Software updates maintenance

Applies to: System Center Configuration Manager (Current Branch)

You can schedule and run WSUS cleanup tasks from the Configuration Manager console from the Software Update Point Component properties. When you first select to run the WSUS cleanup task, it will run after the next software updates synchronization.

To schedule and run the WSUS cleanup job

Schedule the WSUS cleanup job by running the following steps:

  1. In the Configuration Manager console, navigate to Administration > Overview > Site Configuration > Sites.

  2. Select the site at the top of your Configuration Manager hierarchy.

  3. Click Configure Site Components in the Settings group, and then click Software Update Point to open Software Update Point Component Properties.

  4. Review the Supersedence behavior. Modify the behavior if needed.

    supersedence behavior screenshot

  5. Click the Supersedence Rules tab, select Run WSUS cleanup wizard. In version 1806, the option is renamed to Run WSUS cleanup after synchronization.

  6. Click OK (Click Close if you're running version 1806).

WSUS cleanup behavior in version 1802 and earlier

Before Configuration Manager version 1806, the WSUS cleanup option runs the following item:

  • The Expired updates option from the WSUS cleanup wizard on the top-level site's WSUS server only.

    WSUS expired update cleanup screenshot

  • A cleanup for software update configuration items in the Configuration Manager database occurs every seven days and removes unneeded updates from the console.

    • This cleanup won't remove expired updates from the Configuration Manager console if they're currently deployed.

Additional maintenance is still needed on the top-level WSUS database and all other WSUS databases in the environment. For more information and instructions, see The complete guide to Microsoft WSUS and Configuration Manager SUP maintenance blog post.

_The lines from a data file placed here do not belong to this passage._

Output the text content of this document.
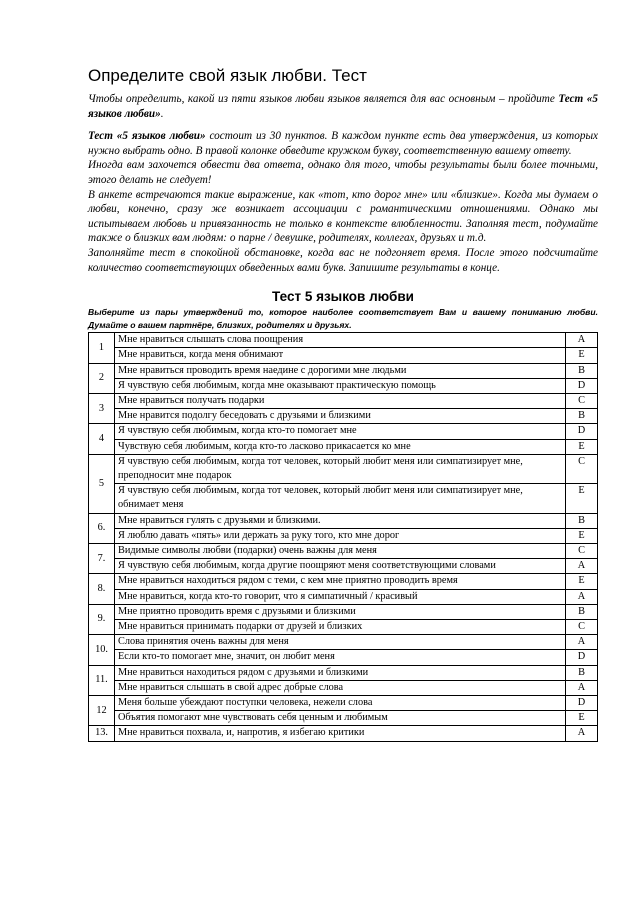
Определите свой язык любви. Тест

Чтобы определить, какой из пяти языков любви языков является для вас основным – пройдите Тест «5 языков любви».

Тест «5 языков любви» состоит из 30 пунктов. В каждом пункте есть два утверждения, из которых нужно выбрать одно. В правой колонке обведите кружком букву, соответственную вашему ответу.

Иногда вам захочется обвести два ответа, однако для того, чтобы результаты были более точными, этого делать не следует!

В анкете встречаются такие выражение, как «тот, кто дорог мне» или «близкие». Когда мы думаем о любви, конечно, сразу же возникает ассоциации с романтическими отношениями. Однако мы испытываем любовь и привязанность не только в контексте влюбленности. Заполняя тест, подумайте также о близких вам людям: о парне / девушке, родителях, коллегах, друзьях и т.д.

Заполняйте тест в спокойной обстановке, когда вас не подгоняет время. После этого подсчитайте количество соответствующих обведенных вами букв. Запишите результаты в конце.

Тест 5 языков любви
Выберите из пары утверждений то, которое наиболее соответствует Вам и вашему пониманию любви. Думайте о вашем партнёре, близких, родителях и друзьях.
1	Мне нравиться слышать слова поощрения	A
	Мне нравиться, когда меня обнимают	E
2	Мне нравиться проводить время наедине с дорогими мне людьми	B
	Я чувствую себя любимым, когда мне оказывают практическую помощь	D
3	Мне нравиться получать подарки	C
	Мне нравится подолгу беседовать с друзьями и близкими	B
4	Я чувствую себя любимым, когда кто-то помогает мне	D
	Чувствую себя любимым, когда кто-то ласково прикасается ко мне	E
5	Я чувствую себя любимым, когда тот человек, который любит меня или симпатизирует мне, преподносит мне подарок	C
	Я чувствую себя любимым, когда тот человек, который любит меня или симпатизирует мне, обнимает меня	E
6.	Мне нравиться гулять с друзьями и близкими.	B
	Я люблю давать «пять» или держать за руку того, кто мне дорог	E
7.	Видимые символы любви (подарки) очень важны для меня	C
	Я чувствую себя любимым, когда другие поощряют меня соответствующими словами	A
8.	Мне нравиться находиться рядом с теми, с кем мне приятно проводить время	E
	Мне нравиться, когда кто-то говорит, что я симпатичный / красивый	A
9.	Мне приятно проводить время с друзьями и близкими	B
	Мне нравиться принимать подарки от друзей и близких	C
10.	Слова принятия очень важны для меня	A
	Если кто-то помогает мне, значит, он любит меня	D
11.	Мне нравиться находиться рядом с друзьями и близкими	B
	Мне нравиться слышать в свой адрес добрые слова	A
12	Меня больше убеждают поступки человека, нежели слова	D
	Объятия помогают мне чувствовать себя ценным и любимым	E
13.	Мне нравиться похвала, и, напротив, я избегаю критики	A
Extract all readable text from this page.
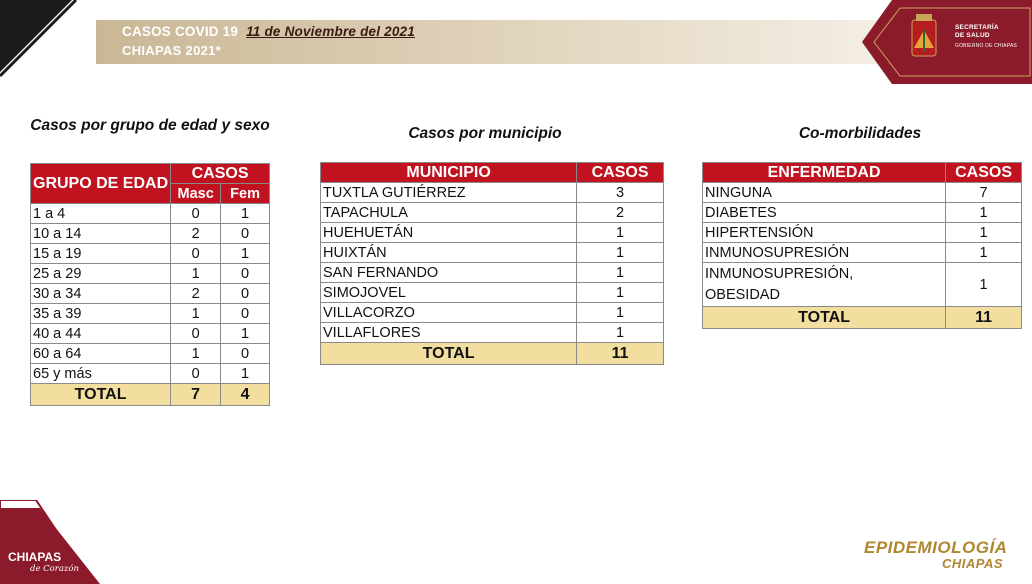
CASOS COVID 19 11 de Noviembre del 2021
CHIAPAS 2021*
SECRETARÍA
DE SALUD
GOBIERNO DE CHIAPAS
Casos por grupo de edad y sexo
GRUPO DE EDAD	CASOS	
	Masc	Fem
1 a 4	0	1
10 a 14	2	0
15 a 19	0	1
25 a 29	1	0
30 a 34	2	0
35 a 39	1	0
40 a 44	0	1
60 a 64	1	0
65 y más	0	1
TOTAL	7	4
Casos por municipio
MUNICIPIO	CASOS
TUXTLA GUTIÉRREZ	3
TAPACHULA	2
HUEHUETÁN	1
HUIXTÁN	1
SAN FERNANDO	1
SIMOJOVEL	1
VILLACORZO	1
VILLAFLORES	1
TOTAL	11
Co-morbilidades
ENFERMEDAD	CASOS
NINGUNA	7
DIABETES	1
HIPERTENSIÓN	1
INMUNOSUPRESIÓN	1
INMUNOSUPRESIÓN,
OBESIDAD	1
TOTAL	11
CHIAPAS
de Corazón
EPIDEMIOLOGÍA
CHIAPAS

WSUS cleanup behavior starting in version 1806

Starting version 1806, the WSUS cleanup option occurs after every sync and does the following cleanup items:

  • The Expired updates option for WSUS servers on CAS and primary sites.
    • WSUS servers for secondary sites don't run the WSUS cleanup for expired updates.
  • Configuration Manager builds a list of superseded updates from its database. The list is based on the supersedence behavior in the Software Update Point component properties.
    • The update configuration items meeting the supersedence behavior criteria are expired in the Configuration Manager console.
    • The updates are declined in WSUS for CAS and primary sites but not for secondary sites.
  • A cleanup for software update configuration items in the Configuration Manager database occurs every seven days and removes unneeded updates from the console.
    • This cleanup won't remove expired updates from the Configuration Manager console if they're currently deployed.

Note

The "Months to wait before a superseded update is expired" is based on the creation date of the superseding update. For example, if you use 2 months for this setting, then updates that have been superseded will be declined in WSUS and expired in Configuration Manager when the superceding update is 2 months old.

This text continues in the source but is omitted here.